Away from Plant Protection Products, such as fungicides, which directly target a virulent pathogen, thriving in a favourable environment, one of the most effective tactics available to the turf manager is to reduce the susceptibility of the host. In this regard, adequate water availability combined with appropriate and balanced base nutrition are further bolstered by the benefits of cell wall boosting and plant system enhancing calcium, phosphite and silicon.
Maintaining a cricket square requires regular mowing, so it is important to keep your blades sharp at all times. Backlapping will help prolong their lives, but they should be sent for re-grinding, with your bottom blade replaced at the same time, especially a shaver blade.

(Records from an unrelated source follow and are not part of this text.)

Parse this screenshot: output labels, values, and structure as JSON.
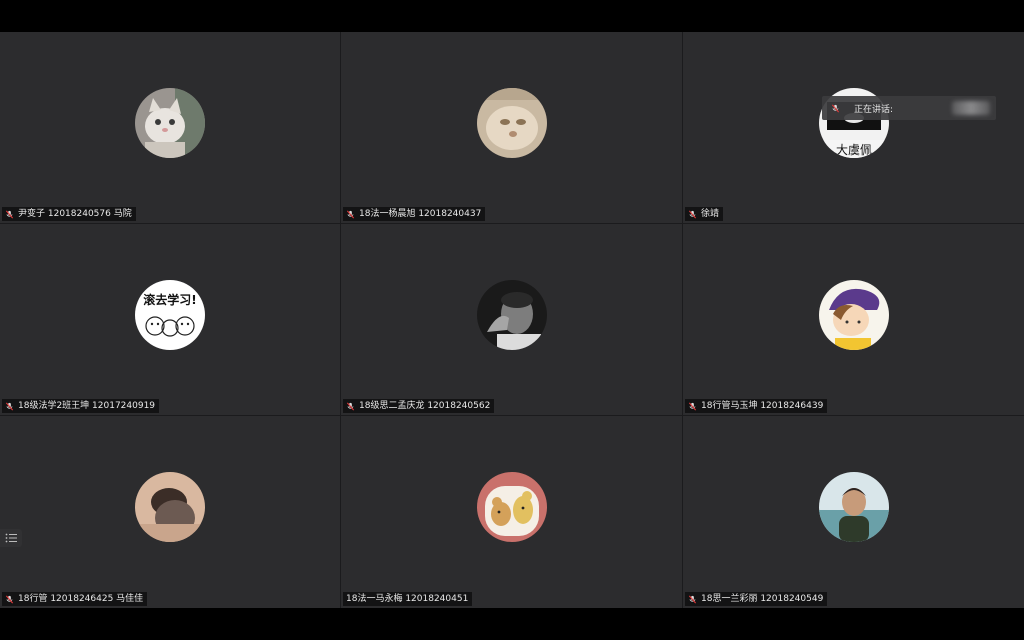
{
  "participants": [
    {
      "name": "尹变子 12018240576 马院",
      "avatar": "cat-white"
    },
    {
      "name": "18法一杨晨旭 12018240437",
      "avatar": "cat-blur"
    },
    {
      "name": "徐靖",
      "avatar": "sticker-text"
    },
    {
      "name": "18级法学2班王坤 12017240919",
      "avatar": "meme-study"
    },
    {
      "name": "18级思二孟庆龙 12018240562",
      "avatar": "bw-portrait"
    },
    {
      "name": "18行管马玉坤 12018246439",
      "avatar": "cartoon-boy"
    },
    {
      "name": "18行管 12018246425 马佳佳",
      "avatar": "hair-photo"
    },
    {
      "name": "18法一马永梅 12018240451",
      "avatar": "cartoon-mice"
    },
    {
      "name": "18思一兰彩丽 12018240549",
      "avatar": "child-photo"
    }
  ],
  "speaking": {
    "label": "正在讲话:"
  },
  "avatar_texts": {
    "meme_study": "滚去学习!",
    "sticker": "大虞佩"
  },
  "colors": {
    "tile_bg": "#2c2c2e",
    "frame_bg": "#000000"
  }
}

Check your ground for foreign objects, such as studs or stones which can cause considerable damage to machinery and pitch.
Structures: Check and repair fences, scoreboards, covers and sightscreens. Finish off any painting that may have been delayed due to bad weather.
Artificial Pitches: Keep all surfaces clean, by regular sweeping and brushing to remove any algae and moss from surface. Sand filled systems also require regular brushing to maintain manufacturer's recommendations for sand levels and pile heights.
Other work to consider:-
- Mark out boundary line or ensure rope is in place.
- Scoreboards are ready for use
- Erect security netting around buildings to deter balls from damaging properties.
- Ensure stumps and bails are correct size, yardage disks are available.
- Check sightscreens, covers and machinery as breakdowns could be time costly.
- Artificial netting facilities should be checked, cleaned and marked out ready for use.